Perhaps more interesting from my perspective is who advertises to the Googling masses for each candidate. Both Hillary Clinton and Barack Obama have made a point of “owning” their search pages. Search for either candidate and their own website is the sponsored link that returns – at a cost of somewhere near $3 each time someone clicks on the link, a fortune in click-through ad rates. Go try it and come back, while the folks in Mountain View ring the cash register. Somewhere there is GOP experiment that might be called “Spend Obama’s Money Experiment” waiting to happen.

When I Google Clinton, an ad for Time Magazine shows up, and when I Google Obama, I get the Chicago Tribune, along with an ad saying Obama gets an “A+” on Middle Class Issues, but when I click on it, he really has an 80% rating, with 50% absences. That website must be grading on a curve!

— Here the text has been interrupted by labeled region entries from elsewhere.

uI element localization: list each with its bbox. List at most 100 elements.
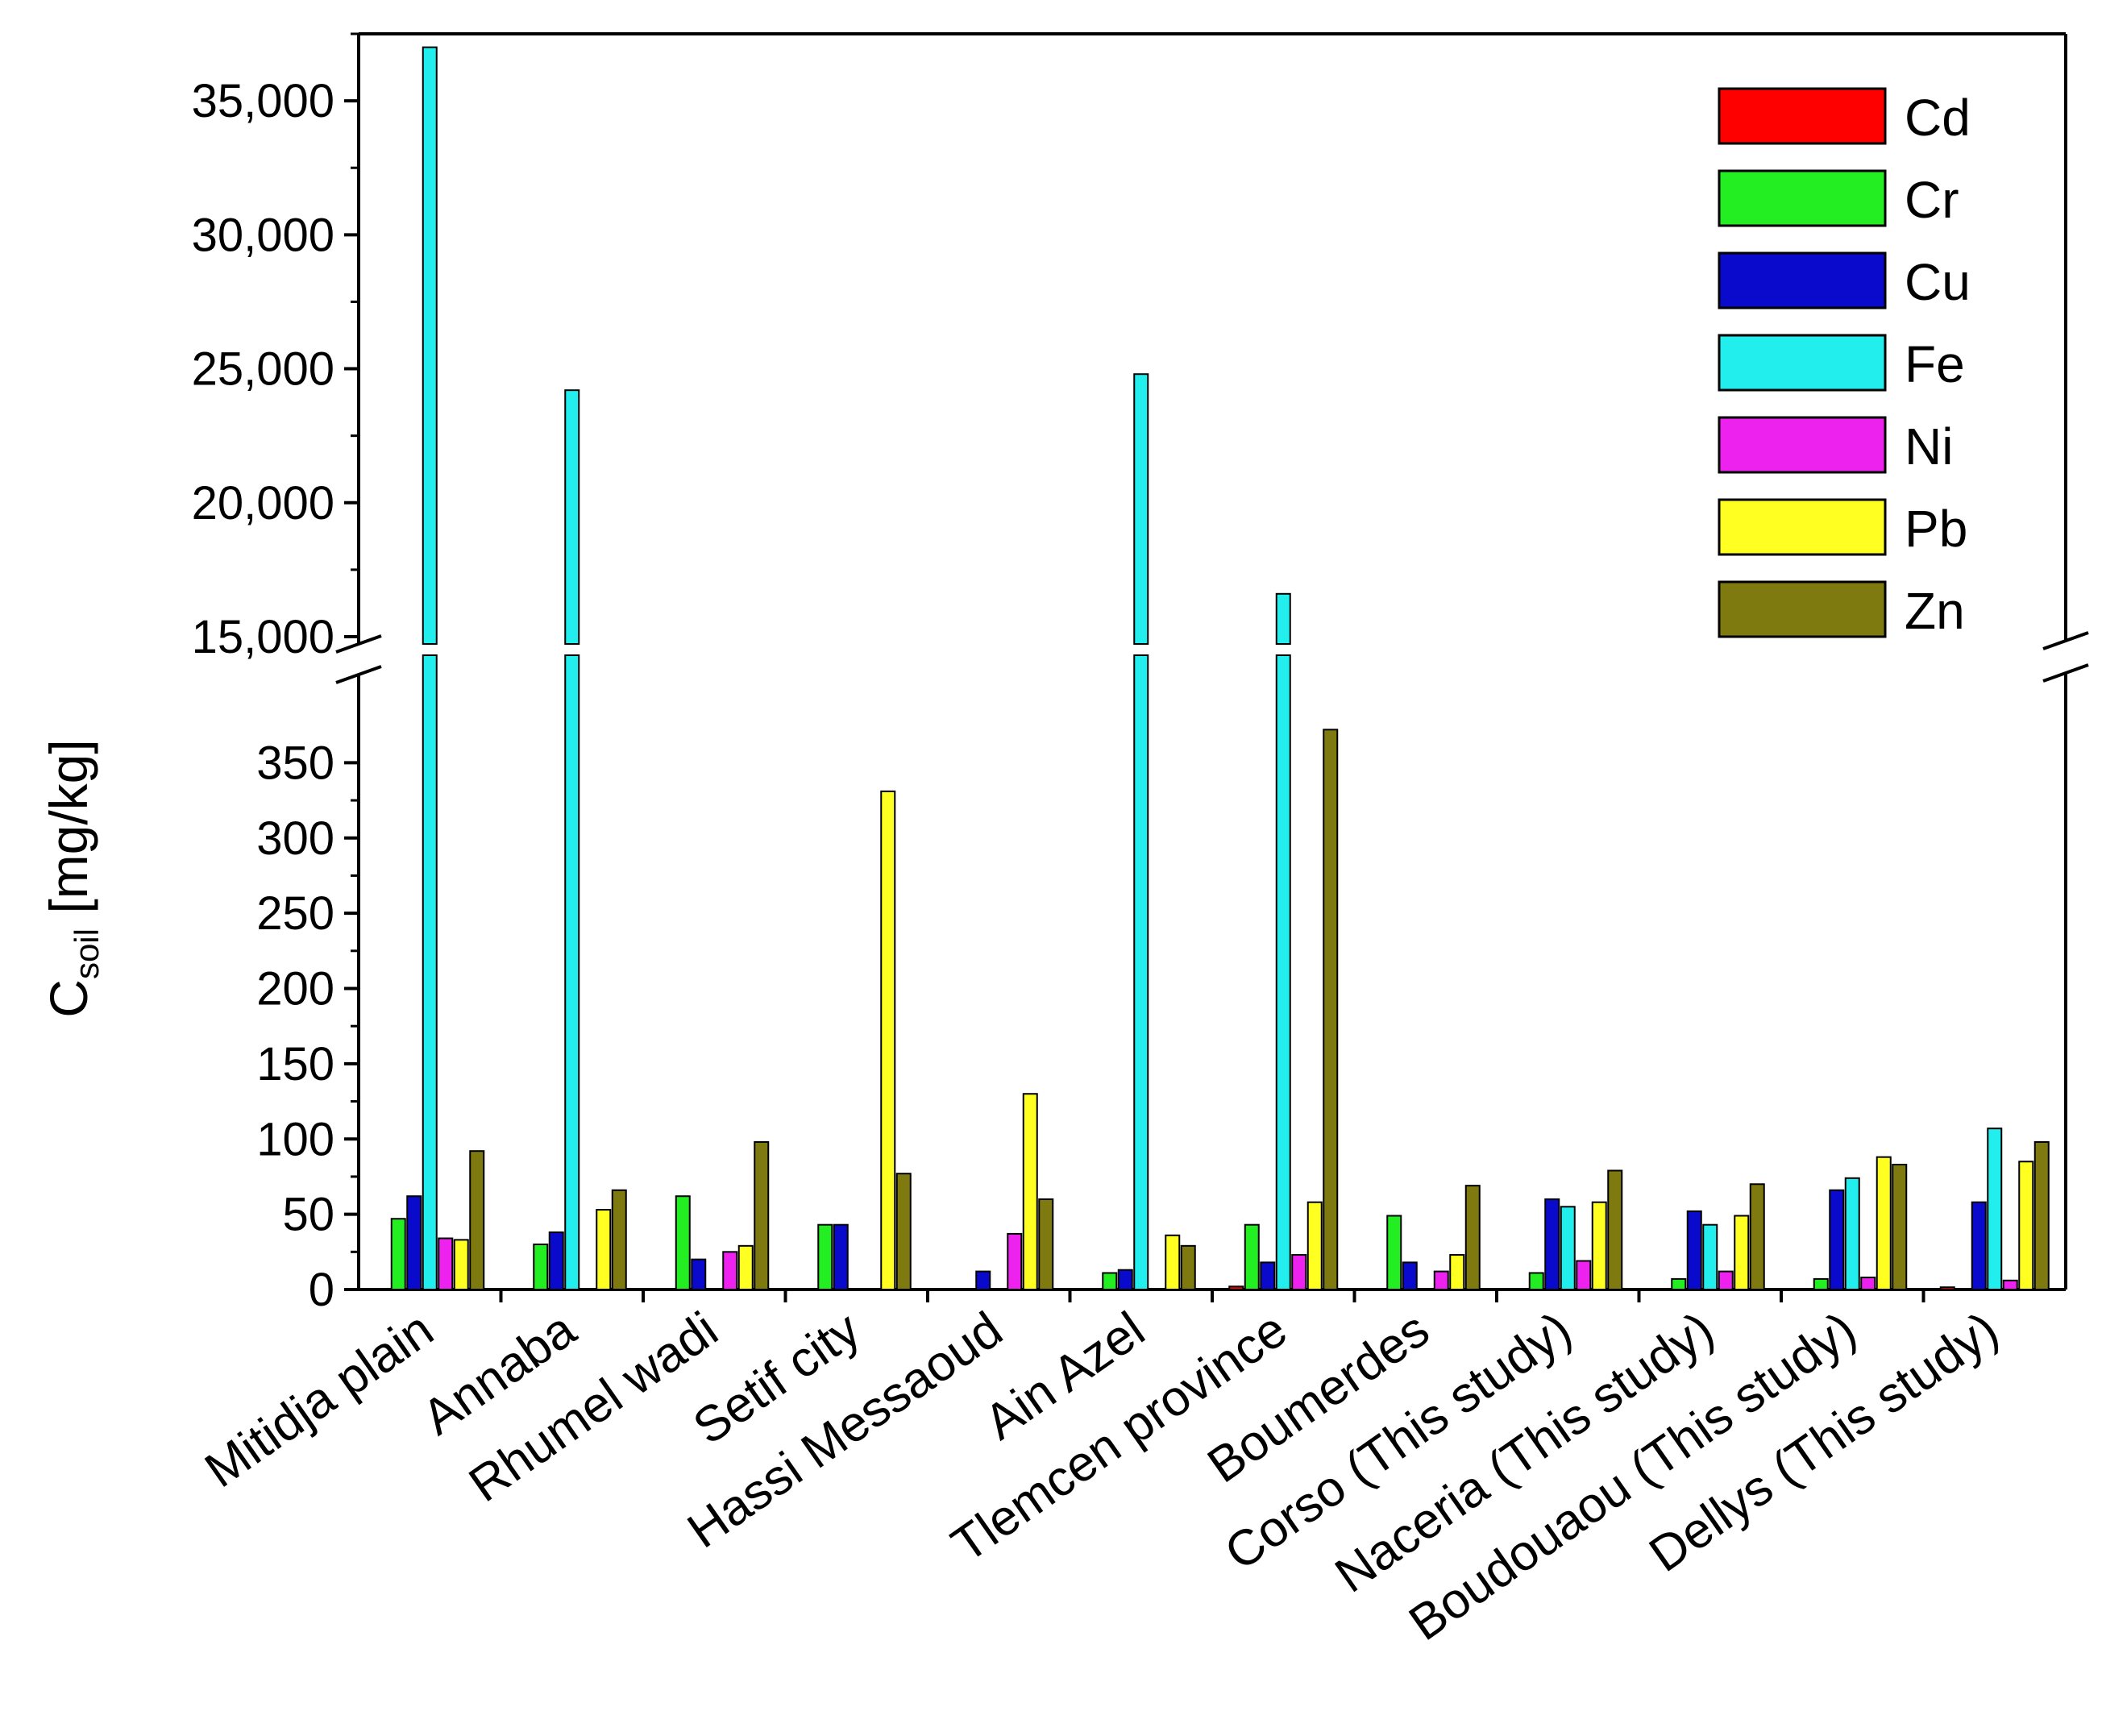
bar-Zn [469,1150,485,1290]
bar-Ni [722,1251,738,1290]
bar-Pb [1591,1201,1607,1291]
bar-Cr [1671,1277,1687,1290]
bar-upper-segment [1133,373,1149,645]
bar-Ni [1433,1270,1449,1290]
y-axis-label: Csoil [mg/kg] [39,739,106,1017]
y-axis-label-subscript: soil [68,928,106,979]
bar-Cd [1939,1286,1955,1290]
y-tick-label: 100 [256,1113,334,1165]
bar-Fe [1702,1223,1718,1291]
axis-break-mark-left [335,634,382,654]
bar-Cr [1528,1272,1544,1291]
bar-Cu [1971,1201,1987,1291]
bar-Cu [1402,1261,1418,1291]
bar-Cu [691,1258,707,1291]
y-tick-label: 15,000 [192,611,334,663]
bar-Pb [453,1239,469,1291]
bar-Fe [1987,1128,2003,1290]
legend-label-Zn: Zn [1905,582,1965,640]
bar-Ni [1576,1260,1592,1290]
bar-Zn [1180,1244,1196,1291]
legend-label-Cu: Cu [1905,253,1971,311]
y-tick-label: 250 [256,887,334,940]
bar-Cu [1544,1198,1560,1290]
bar-Ni [1718,1270,1734,1290]
bar-Pb [1165,1234,1181,1291]
bar-upper-segment [422,46,438,646]
axis-break-mark-left [335,665,382,684]
bar-Zn [1892,1163,1908,1291]
bar-Cu [406,1195,422,1290]
bar-Cu [1260,1261,1276,1291]
axis-break-mark-right [2042,631,2089,650]
bar-Ni [1007,1232,1023,1290]
y-tick-label: 30,000 [192,209,334,261]
y-tick-label: 150 [256,1038,334,1090]
bar-Zn [611,1189,627,1290]
bar-lower-segment [1275,654,1291,1290]
bar-Fe [422,46,438,1290]
x-tick-label: Mitidja plain [195,1302,443,1498]
bar-lower-segment [1133,654,1149,1290]
bar-Fe [564,389,580,1290]
y-tick-label: 20,000 [192,477,334,530]
bar-Fe [1275,592,1291,1290]
legend-swatch-Fe [1718,334,1887,392]
bar-Cu [548,1231,564,1291]
bar-Cu [1829,1189,1845,1290]
legend-swatch-Zn [1718,580,1887,638]
bar-upper-segment [564,389,580,645]
y-tick-label: 25,000 [192,343,334,396]
bar-Cr [533,1243,549,1290]
bar-Pb [1876,1156,1892,1291]
y-axis-label-main: C [39,979,98,1018]
bar-upper-segment [1275,592,1291,646]
bar-Fe [1133,373,1149,1290]
bar-Pb [1306,1201,1323,1291]
bar-Ni [2002,1279,2018,1291]
bar-Zn [1323,729,1339,1290]
bar-Zn [2033,1140,2050,1290]
legend-swatch-Cd [1718,87,1887,145]
bar-Cr [1102,1272,1118,1291]
y-tick-label: 50 [282,1189,334,1241]
bar-Pb [737,1244,754,1291]
bar-Cd [1228,1285,1244,1291]
bar-Cr [390,1218,406,1291]
bar-lower-segment [422,654,438,1290]
bar-Cu [975,1270,991,1290]
bar-Zn [895,1173,912,1291]
bar-Ni [1860,1277,1876,1291]
legend-swatch-Cr [1718,169,1887,227]
legend-label-Ni: Ni [1905,417,1953,476]
bar-Cr [1386,1215,1402,1291]
legend-label-Cd: Cd [1905,89,1971,147]
bar-Zn [754,1140,770,1290]
legend-label-Fe: Fe [1905,335,1965,393]
legend-label-Cr: Cr [1905,171,1959,229]
bar-Cu [1686,1210,1702,1291]
bar-Zn [1464,1185,1481,1290]
y-tick-label: 350 [256,737,334,789]
bar-Cu [833,1223,849,1291]
legend-swatch-Ni [1718,416,1887,474]
bar-Pb [1449,1254,1465,1290]
legend-label-Pb: Pb [1905,500,1967,558]
bar-Pb [880,790,896,1290]
y-axis-label-unit: [mg/kg] [39,739,98,928]
y-tick-label: 200 [256,963,334,1015]
bars [390,46,2050,1291]
bar-Ni [1291,1254,1307,1290]
legend-swatch-Pb [1718,498,1887,556]
y-tick-label: 35,000 [192,75,334,127]
y-tick-label: 300 [256,812,334,865]
y-tick-label: 0 [309,1264,334,1316]
bar-Pb [2018,1161,2034,1290]
bar-Zn [1749,1183,1765,1291]
bar-Pb [1734,1215,1750,1291]
bar-Fe [1560,1206,1576,1290]
bar-Pb [1022,1093,1038,1290]
legend: Cd Cr Cu Fe Ni Pb Zn [1718,87,1971,640]
bar-Cu [1117,1269,1133,1291]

The role of the Internet in politics continues to evolve. While the blogs were all the rage back in the 2004 campaign, segmentation and specialization in readership and editorial has made them little more than an echo-chamber for preaching to the choir.

With contextual advertising – buying ad depending on what the reader has called up on the page – it is possible to do some very elegant micro-targeting. Look up the MySpace profile of a veteran of the Marine Corps, as I did a few weeks back, and see an ad from John McCain, targeted directly towards service members and vets. But this is also a risky strategy because such ads could also end up on less-than desirable websites using similar keywords – “service” and “men” in their contexts. For my editor’s sake I won’t link to them here, you will have to use your imagination.

With search marketing, there is the prospect of reaching persuadable voters, who for whatever reasons are going online to look for information about the candidates. And right now, a well placed search-marketing ad campaign can be done efficiently if targeted to the right search terms and geography.

But as more political consultants and interest groups realize that they, too, can end up on Hillary Clinton’s search results – and get a decent click-through rate – it may be that the real winner in this primary and future elections is neither Clinton nor Obama. It’s Google.